Kirby Lumber Co. v. Lewis

The appellee, J. L. Lewis, sued appellant, Kirby Lumber Company, in the county court of Jasper county, and upon a trial with a jury appellee recovered judgment for $425, with interest at the legal rate until paid. After its motion for new trial was overruled, appellant perfected its appeal to this court.

Very briefly stated, the contention of appellee was that about the 1st of November, 1914, he entered into a verbal contract with appellant, acting through its duly authorized agent, whereby appellee sold and delivered to appellant five work oxen, for which appellant promised and agreed to deliver to appellee five oxen known as or called "cull" oxen; such oxen to be delivered to appellee not later than the latter part of spring of 1915.

Appellant was engaged in the sawmill business at Browndel, in Jasper county, at the time the claimed contract was made, and appellee was engaged in the meat market business at the same place. As work oxen would become unfit for use in appellant's sawmill business, they were called "cull" oxen, and would be disposed of for butchering, and their places supplied by other oxen fit to do the work.

Appellee alleged that under the claimed contract, he delivered to appellant, at Browndel, five good work oxen, but that appellant never did comply with its contract by delivering to him the "cull" oxen, and never paid appellee anything for the work oxen delivered by him.

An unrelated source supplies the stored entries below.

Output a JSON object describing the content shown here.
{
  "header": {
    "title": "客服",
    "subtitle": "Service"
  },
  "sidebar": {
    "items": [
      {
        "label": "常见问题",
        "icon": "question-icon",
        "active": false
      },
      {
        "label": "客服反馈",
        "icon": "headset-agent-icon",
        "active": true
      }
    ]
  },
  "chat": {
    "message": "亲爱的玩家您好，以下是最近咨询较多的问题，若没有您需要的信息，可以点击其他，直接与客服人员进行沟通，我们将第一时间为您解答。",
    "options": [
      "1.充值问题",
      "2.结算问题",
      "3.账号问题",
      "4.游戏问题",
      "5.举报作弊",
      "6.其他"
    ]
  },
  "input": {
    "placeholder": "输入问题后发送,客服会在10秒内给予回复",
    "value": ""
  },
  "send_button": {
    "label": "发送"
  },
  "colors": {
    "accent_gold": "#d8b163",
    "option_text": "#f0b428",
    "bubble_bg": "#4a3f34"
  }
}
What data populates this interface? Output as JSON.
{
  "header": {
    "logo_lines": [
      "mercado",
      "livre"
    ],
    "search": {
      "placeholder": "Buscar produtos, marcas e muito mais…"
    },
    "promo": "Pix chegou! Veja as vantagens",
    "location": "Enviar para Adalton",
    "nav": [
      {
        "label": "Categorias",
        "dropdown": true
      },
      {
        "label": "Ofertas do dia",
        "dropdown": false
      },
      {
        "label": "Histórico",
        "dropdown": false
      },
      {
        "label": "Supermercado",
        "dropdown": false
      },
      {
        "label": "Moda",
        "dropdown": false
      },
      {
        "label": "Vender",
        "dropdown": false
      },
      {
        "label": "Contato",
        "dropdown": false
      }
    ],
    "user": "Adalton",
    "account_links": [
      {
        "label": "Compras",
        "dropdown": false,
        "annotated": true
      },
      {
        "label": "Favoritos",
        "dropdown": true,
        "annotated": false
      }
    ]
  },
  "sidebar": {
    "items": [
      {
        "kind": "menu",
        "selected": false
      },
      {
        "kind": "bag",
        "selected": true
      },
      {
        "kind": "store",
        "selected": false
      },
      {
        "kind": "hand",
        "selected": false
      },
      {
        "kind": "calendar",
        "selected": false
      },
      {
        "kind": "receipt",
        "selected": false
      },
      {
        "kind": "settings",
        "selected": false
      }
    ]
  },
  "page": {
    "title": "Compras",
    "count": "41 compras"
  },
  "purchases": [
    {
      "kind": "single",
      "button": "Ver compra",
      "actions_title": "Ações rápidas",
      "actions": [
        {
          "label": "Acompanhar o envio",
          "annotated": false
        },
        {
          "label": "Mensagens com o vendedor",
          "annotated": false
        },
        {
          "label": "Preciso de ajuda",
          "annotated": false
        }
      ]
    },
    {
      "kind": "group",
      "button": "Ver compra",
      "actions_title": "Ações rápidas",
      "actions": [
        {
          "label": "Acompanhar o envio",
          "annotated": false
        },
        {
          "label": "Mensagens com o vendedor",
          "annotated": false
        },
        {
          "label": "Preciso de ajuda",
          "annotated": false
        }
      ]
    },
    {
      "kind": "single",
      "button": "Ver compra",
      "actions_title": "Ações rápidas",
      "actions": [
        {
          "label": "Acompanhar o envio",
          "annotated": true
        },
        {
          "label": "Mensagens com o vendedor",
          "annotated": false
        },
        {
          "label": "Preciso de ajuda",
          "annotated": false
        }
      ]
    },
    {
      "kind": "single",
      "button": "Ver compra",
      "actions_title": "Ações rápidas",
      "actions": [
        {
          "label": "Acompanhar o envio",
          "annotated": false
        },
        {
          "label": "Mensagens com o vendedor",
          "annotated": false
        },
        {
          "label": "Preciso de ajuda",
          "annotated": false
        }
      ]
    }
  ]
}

Appellee prayed recovery for the highest market value of the "cull" oxen obtaining between the date they should have been delivered to him and the date of the trial, but, in the alternative, if it should be found that the claimed contract was not made, for the value of the work oxen delivered to appellant. *Page 333

Appellant answered by general and special exceptions, all of which were properly overruled, and also by general denial and plea of limitation. The jury found that the contract, as claimed by appellee, was made, and found the aggregate value of the "cull" oxen to be $425.

We overrule the first assignment of error, for we think that the cause of action set up in appellee's second amended petition was not, in legal contemplation, a new or different cause of action from that contained in the original petition filed more than two years before. The claimed contract and its breach was clearly alleged in all of appellee's pleadings.

The second and third assignments are overruled, for we do not agree with appellant that there was a variance between the contract as alleged and that proved by appellee; and the fourth assignment is overruled, for the reason that the requested instruction, which was refused as there complained of, was argumentative.

The fifth assignment of error must be sustained. Whether R. B. Cochran was authorized by appellant to make the contract relied upon by appellee was clearly made an issue of fact by the evidence, and the trial court should have granted appellant's request to submit that issue to the jury. Appellee's reply to this assignment is that all the evidence showed that appellant ratified the acts and conduct of Cochran in making the contract, and that therefore it was not error to refuse the issue. We are inclined to agree with appellee that the evidence was sufficient, if not conclusive, to the effect that appellant ratified Cochran's act in making the contract, or at least held Cochran out as having such authority; but the trouble is there was no such pleading by appellee. Evidence cannot form the basis of a judgment without a pleading to which the evidence relates.

The sixth assignment is overruled. Upon the record now before us, we are also of the opinion that there was no necessity for submitting to the jury an issue as to whether the contract claimed by appellee to have been made was fraudulently or willfully breached by appellant, which action of the trial court is made the basis of the seventh, eighth, and ninth assignments, and we would suggest that no such issue be submitted upon another trial. If the contract, as claimed by appellee, was made and breached, then, upon the evidence as reflected by the record at this time, appellee would be entitled to recover the highest market value of the "cull" oxen obtaining between the time they should have been delivered to appellee and the date of the trial; and this would be so regardless of willful breach or fraud on the part of appellant.

Because, however, of the error of the trial court in refusing to submit the special issue as to whether R. B. Cochran was authorized by appellant to enter into the contract declared upon by appellee, the judgment will be reversed, and the cause remanded; and it is so ordered.